Emil Ekiyor Jr.

Florida Gators
- Title: Quality control assistant

Personal information
- Born: January 22, 2000 (age 26) Indianapolis, Indiana, U.S.
- Listed height: 6 ft 2 in (1.88 m)
- Listed weight: 315 lb (143 kg)

Career information
- High school: Cathedral (Indianapolis)
- College: Alabama (2018–2022)
- NFL draft: 2023: undrafted

Career history

Playing
- Indianapolis Colts (2023)*; Montreal Alouettes (2024);
- * Offseason or practice squad member only

Coaching
- Georgia Tech (2025) Quality control assistant; Florida (2026–present) Quality control assistant;

Awards and highlights
- First-team All-SEC (2022);
- Stats at Pro Football Reference

= Emil Ekiyor Jr. =

American football player (born 2000)

Emil Ekiyor Jr. (born January 22, 2000) is an American football offensive guard who is currently a quality control assistant at Florida. He played college football at Alabama, and signed with the Indianapolis Colts as an undrafted free agent in 2023.

==Early life==
Ekiyor attended Cathedral High School in Indianapolis, Indiana. He was selected to play in the 2018 U.S. Army All-American Game. He originally committed to the University of Michigan to play college football before switching to the University of Alabama.

==College career==
Ekiyor played in 12 games as a backup his first two years at Alabama in 2018 and 2019. In 2020, he took over as a starter and started all 13 games. He started all 15 games in 2021 and returned to Alabama as a starter in 2022.

==Professional career==

Ekiyor signed with the Indianapolis Colts as an undrafted free agent on May 5, 2023. He was waived on August 27, 2023, as part of final roster cuts before the start of the 2023 season.

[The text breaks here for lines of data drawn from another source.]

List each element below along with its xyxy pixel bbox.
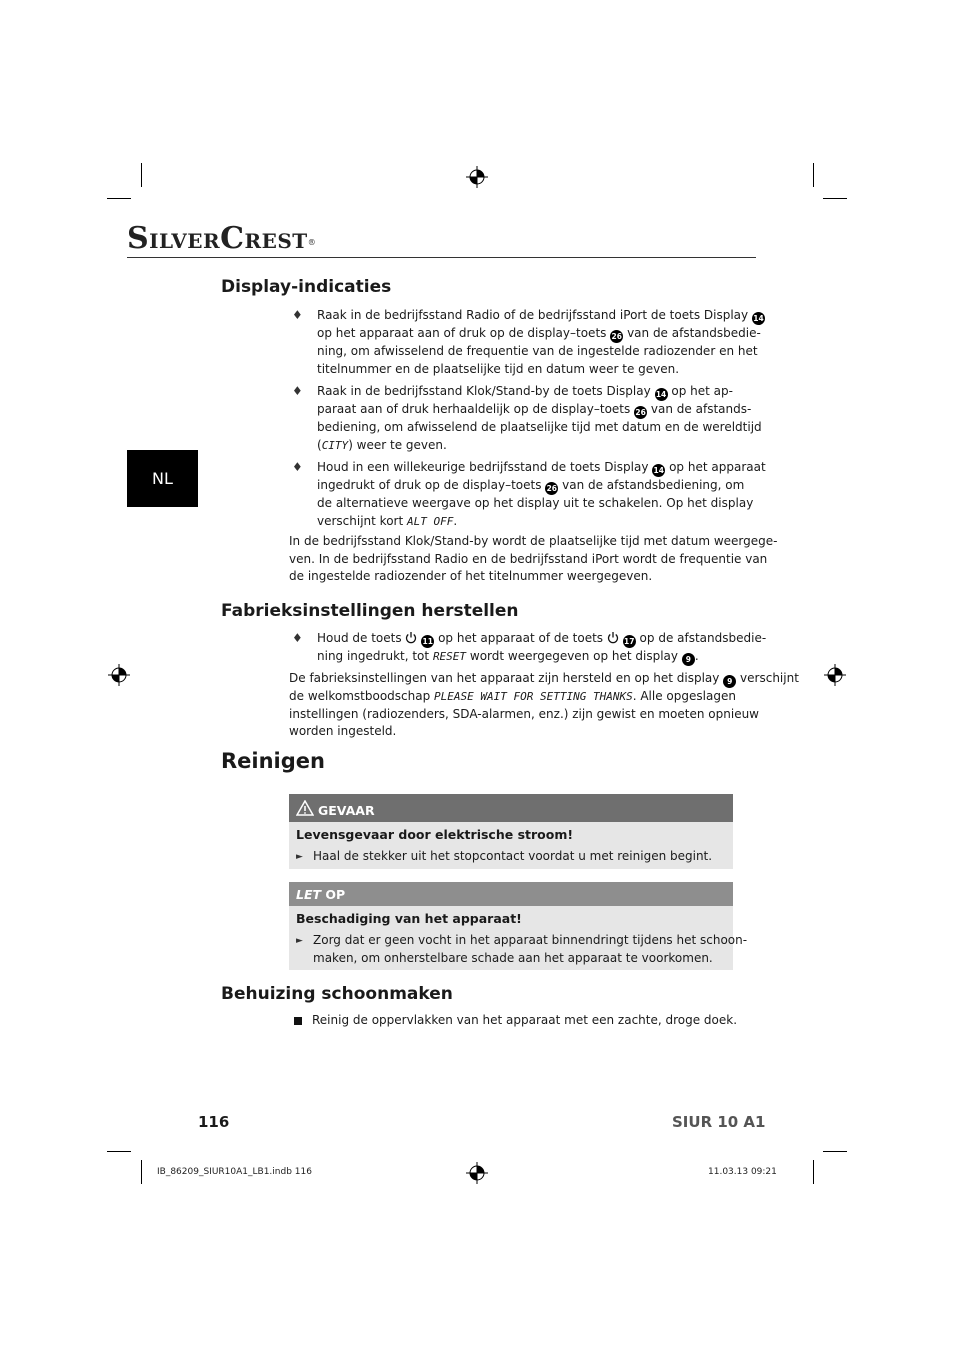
caution-item: Zorg dat er geen vocht in het apparaat binnendringt tijdens het schoon- maken, om onherstelbare schade aan het apparaat te voorkomen. bbox=[313, 933, 748, 965]
crop-mark bbox=[823, 1151, 847, 1152]
ref-number-icon: 26 bbox=[611, 332, 622, 341]
ref-number-icon: 26 bbox=[546, 484, 557, 493]
factory-bullet-1: Houd de toets 11 op het apparaat of de toets 17 op de afstandsbedie- ning ingedrukt, tot RESET wordt weergegeven op het display 9 . bbox=[317, 631, 767, 664]
section-title-housing: Behuizing schoonmaken bbox=[221, 984, 453, 1004]
crop-mark bbox=[141, 1160, 142, 1184]
caution-heading: Beschadiging van het apparaat! bbox=[296, 911, 522, 926]
arrow-right-icon: ► bbox=[296, 852, 303, 862]
crop-mark bbox=[823, 198, 847, 199]
bullet-icon: ♦ bbox=[292, 460, 303, 474]
bullet-icon: ♦ bbox=[292, 631, 303, 645]
power-icon bbox=[405, 631, 417, 644]
crop-mark bbox=[107, 1151, 131, 1152]
bullet-icon: ♦ bbox=[292, 308, 303, 322]
housing-item: Reinig de oppervlakken van het apparaat met een zachte, droge doek. bbox=[312, 1013, 738, 1027]
ref-number-icon: 11 bbox=[422, 637, 433, 646]
danger-label: GEVAAR bbox=[318, 803, 375, 818]
section-title-clean: Reinigen bbox=[221, 749, 325, 773]
crop-mark bbox=[107, 198, 131, 199]
bullet-icon: ♦ bbox=[292, 384, 303, 398]
power-icon bbox=[607, 631, 619, 644]
header-rule bbox=[127, 257, 756, 258]
crop-mark bbox=[813, 1160, 814, 1184]
registration-mark-icon bbox=[466, 166, 488, 188]
square-bullet-icon bbox=[294, 1017, 302, 1025]
ref-number-icon: 14 bbox=[753, 314, 764, 323]
silvercrest-logo: SILVERCREST® bbox=[127, 221, 317, 256]
danger-item: Haal de stekker uit het stopcontact voordat u met reinigen begint. bbox=[313, 849, 713, 863]
registration-mark-icon bbox=[466, 1162, 488, 1184]
caution-box-header bbox=[289, 882, 733, 906]
display-bullet-3: Houd in een willekeurige bedrijfsstand de toets Display 14 op het apparaat ingedrukt of druk op de display–toets 26 van de afstandsbediening, om de alternatieve weergave op het display uit te schakelen. Op het display verschijnt kort ALT OFF. bbox=[317, 460, 766, 528]
print-slug-date: 11.03.13 09:21 bbox=[708, 1167, 777, 1177]
arrow-right-icon: ► bbox=[296, 936, 303, 946]
ref-number-icon: 9 bbox=[682, 653, 695, 666]
language-tab: NL bbox=[127, 450, 198, 507]
print-slug-file: IB_86209_SIUR10A1_LB1.indb 116 bbox=[157, 1167, 312, 1177]
section-title-display: Display-indicaties bbox=[221, 277, 392, 297]
danger-heading: Levensgevaar door elektrische stroom! bbox=[296, 827, 574, 842]
warning-triangle-icon bbox=[296, 800, 314, 816]
crop-mark bbox=[813, 163, 814, 187]
ref-number-icon: 14 bbox=[655, 390, 667, 399]
display-paragraph: In de bedrijfsstand Klok/Stand-by wordt de plaatselijke tijd met datum weergege- ven. In de bedrijfsstand Radio en de bedrijfsstand iPort wordt de frequentie van de ingestelde radiozender of het titelnummer weergegeven. bbox=[289, 534, 778, 583]
factory-paragraph: De fabrieksinstellingen van het apparaat zijn hersteld en op het display 9 verschijnt de welkomstboodschap PLEASE WAIT FOR SETTING THANKS. Alle opgeslagen instellingen (radiozenders, SDA-alarmen, enz.) zijn gewist en moeten opnieuw worden ingesteld. bbox=[289, 671, 799, 738]
model-name: SIUR 10 A1 bbox=[672, 1113, 766, 1131]
ref-number-icon: 14 bbox=[653, 466, 664, 475]
registration-mark-icon bbox=[824, 664, 846, 686]
page-number: 116 bbox=[198, 1113, 230, 1131]
caution-label: LET OP bbox=[296, 887, 346, 902]
ref-number-icon: 17 bbox=[624, 637, 635, 646]
crop-mark bbox=[141, 163, 142, 187]
display-bullet-1: Raak in de bedrijfsstand Radio of de bedrijfsstand iPort de toets Display 14 op het apparaat aan of druk op de display–toets 26 van de afstandsbedie- ning, om afwisselend de frequentie van de ingestelde radiozender en het titelnummer en de plaatselijke tijd en datum weer te geven. bbox=[317, 308, 764, 376]
display-bullet-2: Raak in de bedrijfsstand Klok/Stand-by de toets Display 14 op het ap- paraat aan of druk herhaaldelijk op de display–toets 26 van de afstands- bediening, om afwisselend de plaatselijke tijd met datum en de wereldtijd (CITY) weer te geven. bbox=[317, 384, 762, 452]
section-title-factory: Fabrieksinstellingen herstellen bbox=[221, 601, 519, 621]
registration-mark-icon bbox=[108, 664, 130, 686]
ref-number-icon: 26 bbox=[635, 408, 646, 417]
ref-number-icon: 9 bbox=[723, 675, 736, 688]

On May 21, 2024, Ekiyor signed with the Montreal Alouettes of the Canadian Football League (CFL). He was placed on the team's reserve/suspended list that same month.

Pre-draft measurables
| Height | Weight | Arm length | Hand span | Bench press |
| 6 ft 2+1⁄2 in (1.89 m) | 314 lb (142 kg) | 33+7⁄8 in (0.86 m) | 9+1⁄2 in (0.24 m) | 23 reps |
All values from NFL Combine

==Coaching career==
On January 24, 2025, Ekiyor was hired as a quality control assistant at Georgia Tech.